Abstract:
Acute myeloid leukemia (AML) is the most common acute leukemia in adults. It has
the lowest survival rate in children, and only 5.4% of elders survive. For the past 40
years, chemotherapy remains the common treatment for AML with minimal lifestyle
improvements largely due to better risk classifications and enhancements in supportive
care. Hence, novel approaches for targeting AML cells are needed. A common mutation in cancer is amino acid auxotrophy, particularly arginine, which
is needed for the production of many metabolites and also involved in
immunoregulation and protein modification.

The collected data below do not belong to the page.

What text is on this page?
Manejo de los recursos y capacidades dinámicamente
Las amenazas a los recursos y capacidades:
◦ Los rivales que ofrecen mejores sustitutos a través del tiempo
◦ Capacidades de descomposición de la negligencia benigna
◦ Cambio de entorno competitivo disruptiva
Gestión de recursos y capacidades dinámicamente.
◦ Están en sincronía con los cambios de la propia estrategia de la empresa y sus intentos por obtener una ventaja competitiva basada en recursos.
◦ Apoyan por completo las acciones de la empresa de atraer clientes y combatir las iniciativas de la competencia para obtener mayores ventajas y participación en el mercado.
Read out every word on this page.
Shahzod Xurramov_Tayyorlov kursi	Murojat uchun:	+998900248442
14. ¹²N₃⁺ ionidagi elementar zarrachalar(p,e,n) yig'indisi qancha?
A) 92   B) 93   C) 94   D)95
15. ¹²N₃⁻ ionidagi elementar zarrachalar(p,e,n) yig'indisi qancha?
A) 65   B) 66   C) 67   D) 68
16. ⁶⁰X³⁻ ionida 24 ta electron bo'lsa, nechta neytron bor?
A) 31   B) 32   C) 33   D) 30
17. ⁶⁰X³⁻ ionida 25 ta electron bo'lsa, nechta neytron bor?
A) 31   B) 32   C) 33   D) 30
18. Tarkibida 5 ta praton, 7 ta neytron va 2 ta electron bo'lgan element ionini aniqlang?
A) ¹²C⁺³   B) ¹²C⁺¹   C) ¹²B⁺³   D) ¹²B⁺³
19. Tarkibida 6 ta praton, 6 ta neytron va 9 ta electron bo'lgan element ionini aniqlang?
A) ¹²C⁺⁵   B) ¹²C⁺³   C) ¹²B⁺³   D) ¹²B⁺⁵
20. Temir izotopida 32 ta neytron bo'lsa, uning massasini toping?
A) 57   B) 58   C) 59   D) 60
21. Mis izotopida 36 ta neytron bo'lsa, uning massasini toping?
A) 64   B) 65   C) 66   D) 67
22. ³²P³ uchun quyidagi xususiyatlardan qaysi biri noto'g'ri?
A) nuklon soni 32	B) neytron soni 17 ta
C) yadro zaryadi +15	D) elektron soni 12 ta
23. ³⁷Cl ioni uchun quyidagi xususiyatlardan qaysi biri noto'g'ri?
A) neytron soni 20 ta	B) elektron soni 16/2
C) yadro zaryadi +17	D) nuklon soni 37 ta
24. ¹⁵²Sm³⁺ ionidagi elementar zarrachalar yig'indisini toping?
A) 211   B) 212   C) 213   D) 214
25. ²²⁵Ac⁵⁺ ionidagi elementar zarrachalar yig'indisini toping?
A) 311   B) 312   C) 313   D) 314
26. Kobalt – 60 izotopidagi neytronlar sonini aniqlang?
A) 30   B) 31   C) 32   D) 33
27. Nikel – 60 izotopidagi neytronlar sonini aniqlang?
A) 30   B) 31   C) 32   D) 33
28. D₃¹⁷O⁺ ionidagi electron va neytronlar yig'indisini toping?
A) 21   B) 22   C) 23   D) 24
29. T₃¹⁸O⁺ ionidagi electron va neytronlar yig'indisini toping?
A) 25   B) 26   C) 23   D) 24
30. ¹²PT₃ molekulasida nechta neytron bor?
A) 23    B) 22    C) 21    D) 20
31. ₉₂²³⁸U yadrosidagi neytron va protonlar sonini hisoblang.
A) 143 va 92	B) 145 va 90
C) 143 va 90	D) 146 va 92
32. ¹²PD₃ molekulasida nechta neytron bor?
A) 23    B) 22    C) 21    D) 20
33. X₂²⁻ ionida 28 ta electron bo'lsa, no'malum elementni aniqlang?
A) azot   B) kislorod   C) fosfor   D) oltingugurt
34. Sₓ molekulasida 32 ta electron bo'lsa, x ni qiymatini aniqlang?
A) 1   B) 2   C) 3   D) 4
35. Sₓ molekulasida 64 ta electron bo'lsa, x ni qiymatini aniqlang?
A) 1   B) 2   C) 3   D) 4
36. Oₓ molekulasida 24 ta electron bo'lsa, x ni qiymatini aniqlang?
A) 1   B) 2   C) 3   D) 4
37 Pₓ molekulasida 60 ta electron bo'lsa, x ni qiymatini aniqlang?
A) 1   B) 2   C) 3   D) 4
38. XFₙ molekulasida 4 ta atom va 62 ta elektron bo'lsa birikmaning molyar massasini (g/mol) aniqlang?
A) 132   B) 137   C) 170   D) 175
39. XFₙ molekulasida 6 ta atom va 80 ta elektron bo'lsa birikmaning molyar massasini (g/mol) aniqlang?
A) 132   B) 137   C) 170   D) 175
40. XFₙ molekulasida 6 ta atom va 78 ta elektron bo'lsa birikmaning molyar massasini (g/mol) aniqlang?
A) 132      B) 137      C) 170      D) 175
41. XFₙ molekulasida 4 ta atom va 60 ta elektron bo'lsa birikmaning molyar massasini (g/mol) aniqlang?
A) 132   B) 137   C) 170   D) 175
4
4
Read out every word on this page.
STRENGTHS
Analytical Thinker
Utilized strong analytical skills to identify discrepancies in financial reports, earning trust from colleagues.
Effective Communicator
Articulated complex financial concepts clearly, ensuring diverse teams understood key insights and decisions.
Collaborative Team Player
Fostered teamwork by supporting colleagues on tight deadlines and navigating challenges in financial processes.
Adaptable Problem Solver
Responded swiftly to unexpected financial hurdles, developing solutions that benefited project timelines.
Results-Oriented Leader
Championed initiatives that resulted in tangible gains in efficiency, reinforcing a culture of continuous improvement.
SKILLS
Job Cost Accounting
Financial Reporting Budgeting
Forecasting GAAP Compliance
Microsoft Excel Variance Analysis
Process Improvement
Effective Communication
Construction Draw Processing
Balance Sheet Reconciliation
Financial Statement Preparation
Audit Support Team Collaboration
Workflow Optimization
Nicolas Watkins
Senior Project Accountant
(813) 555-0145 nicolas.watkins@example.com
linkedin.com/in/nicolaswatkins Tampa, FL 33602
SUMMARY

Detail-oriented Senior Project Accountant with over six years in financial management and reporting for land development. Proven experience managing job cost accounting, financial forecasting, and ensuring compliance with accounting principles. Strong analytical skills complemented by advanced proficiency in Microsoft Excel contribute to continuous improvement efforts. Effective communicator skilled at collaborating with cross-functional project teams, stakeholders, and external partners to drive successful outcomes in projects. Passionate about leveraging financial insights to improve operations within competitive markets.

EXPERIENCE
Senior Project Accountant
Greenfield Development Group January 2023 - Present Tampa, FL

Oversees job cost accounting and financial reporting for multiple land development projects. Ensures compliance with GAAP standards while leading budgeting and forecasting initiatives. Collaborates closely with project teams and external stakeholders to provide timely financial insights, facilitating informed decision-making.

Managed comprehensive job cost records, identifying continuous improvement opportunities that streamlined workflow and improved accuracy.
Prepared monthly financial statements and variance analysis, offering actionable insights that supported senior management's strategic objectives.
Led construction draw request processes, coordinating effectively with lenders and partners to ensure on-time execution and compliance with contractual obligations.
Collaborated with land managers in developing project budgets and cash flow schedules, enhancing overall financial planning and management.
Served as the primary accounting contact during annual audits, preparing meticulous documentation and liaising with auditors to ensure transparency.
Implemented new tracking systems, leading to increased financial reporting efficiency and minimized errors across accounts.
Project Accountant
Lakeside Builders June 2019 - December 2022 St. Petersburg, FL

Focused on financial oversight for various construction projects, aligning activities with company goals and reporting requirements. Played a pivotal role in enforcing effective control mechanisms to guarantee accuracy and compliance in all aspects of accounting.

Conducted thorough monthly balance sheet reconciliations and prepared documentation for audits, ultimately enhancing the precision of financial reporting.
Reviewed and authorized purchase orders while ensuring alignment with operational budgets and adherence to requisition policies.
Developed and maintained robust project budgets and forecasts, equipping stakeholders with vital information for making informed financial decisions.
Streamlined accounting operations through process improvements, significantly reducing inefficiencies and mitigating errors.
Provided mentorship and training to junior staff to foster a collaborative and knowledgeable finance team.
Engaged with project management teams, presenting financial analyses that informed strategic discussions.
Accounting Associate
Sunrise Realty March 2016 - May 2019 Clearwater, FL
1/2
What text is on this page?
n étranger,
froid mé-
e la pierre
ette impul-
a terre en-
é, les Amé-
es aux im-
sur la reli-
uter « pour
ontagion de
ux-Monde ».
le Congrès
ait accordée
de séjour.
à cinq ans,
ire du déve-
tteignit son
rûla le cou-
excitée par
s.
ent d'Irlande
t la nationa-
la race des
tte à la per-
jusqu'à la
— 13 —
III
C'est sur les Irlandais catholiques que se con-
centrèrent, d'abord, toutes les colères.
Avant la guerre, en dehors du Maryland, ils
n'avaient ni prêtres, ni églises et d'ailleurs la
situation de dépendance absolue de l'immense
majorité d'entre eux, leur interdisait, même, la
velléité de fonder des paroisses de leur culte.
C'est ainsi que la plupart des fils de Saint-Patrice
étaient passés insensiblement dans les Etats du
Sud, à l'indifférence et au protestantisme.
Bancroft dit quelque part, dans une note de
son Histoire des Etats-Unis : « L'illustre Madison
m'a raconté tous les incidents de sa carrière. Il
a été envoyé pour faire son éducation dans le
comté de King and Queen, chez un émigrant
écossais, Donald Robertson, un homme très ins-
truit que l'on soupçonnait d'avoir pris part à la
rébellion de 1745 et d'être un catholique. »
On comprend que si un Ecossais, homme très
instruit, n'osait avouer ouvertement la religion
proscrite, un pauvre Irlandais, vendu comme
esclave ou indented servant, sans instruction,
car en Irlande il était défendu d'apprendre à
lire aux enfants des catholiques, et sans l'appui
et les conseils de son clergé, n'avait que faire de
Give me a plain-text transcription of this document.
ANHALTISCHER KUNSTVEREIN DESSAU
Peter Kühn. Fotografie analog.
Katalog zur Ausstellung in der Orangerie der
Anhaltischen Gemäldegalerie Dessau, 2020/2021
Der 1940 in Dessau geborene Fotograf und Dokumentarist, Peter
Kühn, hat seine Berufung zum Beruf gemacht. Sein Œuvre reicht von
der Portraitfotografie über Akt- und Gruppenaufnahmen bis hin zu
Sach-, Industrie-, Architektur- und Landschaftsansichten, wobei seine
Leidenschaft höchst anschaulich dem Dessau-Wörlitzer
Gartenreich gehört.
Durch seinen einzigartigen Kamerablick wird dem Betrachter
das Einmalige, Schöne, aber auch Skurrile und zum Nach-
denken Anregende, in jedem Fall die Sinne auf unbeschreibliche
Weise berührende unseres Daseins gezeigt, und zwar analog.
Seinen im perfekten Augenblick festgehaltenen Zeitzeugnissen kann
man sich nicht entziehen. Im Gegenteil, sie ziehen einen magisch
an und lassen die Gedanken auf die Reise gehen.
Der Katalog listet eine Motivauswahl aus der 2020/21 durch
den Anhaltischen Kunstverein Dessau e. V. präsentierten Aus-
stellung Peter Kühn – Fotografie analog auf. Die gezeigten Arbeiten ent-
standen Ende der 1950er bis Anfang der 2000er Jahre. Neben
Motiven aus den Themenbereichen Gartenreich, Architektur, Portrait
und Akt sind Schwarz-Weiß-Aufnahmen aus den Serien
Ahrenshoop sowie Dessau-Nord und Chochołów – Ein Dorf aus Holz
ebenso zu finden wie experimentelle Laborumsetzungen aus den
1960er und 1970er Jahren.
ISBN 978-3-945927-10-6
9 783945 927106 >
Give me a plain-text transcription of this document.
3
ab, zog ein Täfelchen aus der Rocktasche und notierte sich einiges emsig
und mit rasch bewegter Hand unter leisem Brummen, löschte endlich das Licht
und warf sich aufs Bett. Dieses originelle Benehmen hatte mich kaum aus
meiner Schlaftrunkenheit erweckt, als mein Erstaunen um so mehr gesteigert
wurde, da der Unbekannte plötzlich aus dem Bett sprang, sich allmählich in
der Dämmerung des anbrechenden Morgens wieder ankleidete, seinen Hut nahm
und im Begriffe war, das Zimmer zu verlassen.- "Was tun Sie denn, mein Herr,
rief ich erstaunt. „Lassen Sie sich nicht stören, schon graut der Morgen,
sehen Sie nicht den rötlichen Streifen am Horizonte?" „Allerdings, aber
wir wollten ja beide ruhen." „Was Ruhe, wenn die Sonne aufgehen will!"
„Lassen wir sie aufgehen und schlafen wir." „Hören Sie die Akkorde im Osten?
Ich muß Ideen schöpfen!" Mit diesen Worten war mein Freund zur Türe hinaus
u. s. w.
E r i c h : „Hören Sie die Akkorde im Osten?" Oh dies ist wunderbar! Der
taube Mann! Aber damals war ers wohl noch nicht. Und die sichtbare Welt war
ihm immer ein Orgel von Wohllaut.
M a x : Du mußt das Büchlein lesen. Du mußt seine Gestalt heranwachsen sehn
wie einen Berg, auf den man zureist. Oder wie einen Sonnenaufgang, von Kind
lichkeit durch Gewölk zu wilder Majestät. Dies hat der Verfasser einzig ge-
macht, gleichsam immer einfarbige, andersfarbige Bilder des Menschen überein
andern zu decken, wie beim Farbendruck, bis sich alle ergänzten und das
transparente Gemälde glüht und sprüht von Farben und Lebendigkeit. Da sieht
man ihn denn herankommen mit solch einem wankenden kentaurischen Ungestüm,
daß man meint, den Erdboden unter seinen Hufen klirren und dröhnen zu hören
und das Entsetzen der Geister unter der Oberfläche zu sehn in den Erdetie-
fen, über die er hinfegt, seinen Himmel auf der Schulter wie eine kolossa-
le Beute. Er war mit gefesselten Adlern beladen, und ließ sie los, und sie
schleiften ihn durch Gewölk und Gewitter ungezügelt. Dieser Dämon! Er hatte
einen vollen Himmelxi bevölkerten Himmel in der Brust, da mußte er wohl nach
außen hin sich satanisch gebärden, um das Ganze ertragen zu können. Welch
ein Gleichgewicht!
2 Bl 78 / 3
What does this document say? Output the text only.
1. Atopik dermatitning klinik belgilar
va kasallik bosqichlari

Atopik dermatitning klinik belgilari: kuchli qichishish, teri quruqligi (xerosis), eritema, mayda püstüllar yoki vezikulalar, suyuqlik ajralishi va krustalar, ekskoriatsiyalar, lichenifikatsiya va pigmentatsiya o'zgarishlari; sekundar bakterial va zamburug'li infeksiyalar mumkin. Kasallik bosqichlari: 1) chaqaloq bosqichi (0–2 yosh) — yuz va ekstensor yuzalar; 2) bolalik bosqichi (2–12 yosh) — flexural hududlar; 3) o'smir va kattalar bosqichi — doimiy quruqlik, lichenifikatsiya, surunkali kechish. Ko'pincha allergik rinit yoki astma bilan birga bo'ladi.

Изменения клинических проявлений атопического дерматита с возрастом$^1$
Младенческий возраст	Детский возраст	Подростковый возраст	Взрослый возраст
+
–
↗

We have previously shown that AML cells were auxotrophic for arginine and highly
sensitive to arginine deprivation induced by a PEGylated human recombinant
Arginase I cobalt [HuArgI (Co)-PEG5000], hence demonstrating that arginine
deprivation may constitute an attractive strategy for the selective targeting of AML cells. In this study, we aim to further investigate the mechanisms of HuArgI (Co)-PEG5000
induced cytotoxicity in AML cells. We have demonstrated that arginine depletion is
cytotoxic in a time-dependent manner. We have also demonstrated that autophagy is
significantly activated following arginine deprivation starting at 12 hours and
continuing up to 72 hours following arginine deprivation. Inhibition of autophagy using Chloroquine, rescued AML cells from arginine deprivation-induced cytotoxicity
indicating that the observed cell death following arginine deprivation is due to the
prolonged over-activation of autophagy (death by autophagy). Finally, combining
HuArgI(Co)-PEG5000-induced arginine deprivation with Anthrax lethal toxinmediated
inhibition of the MAPK pathway has revealed a synergistic cytotoxic effect
on selective AML cell lines that are usually sensitive to MAPK inhibition.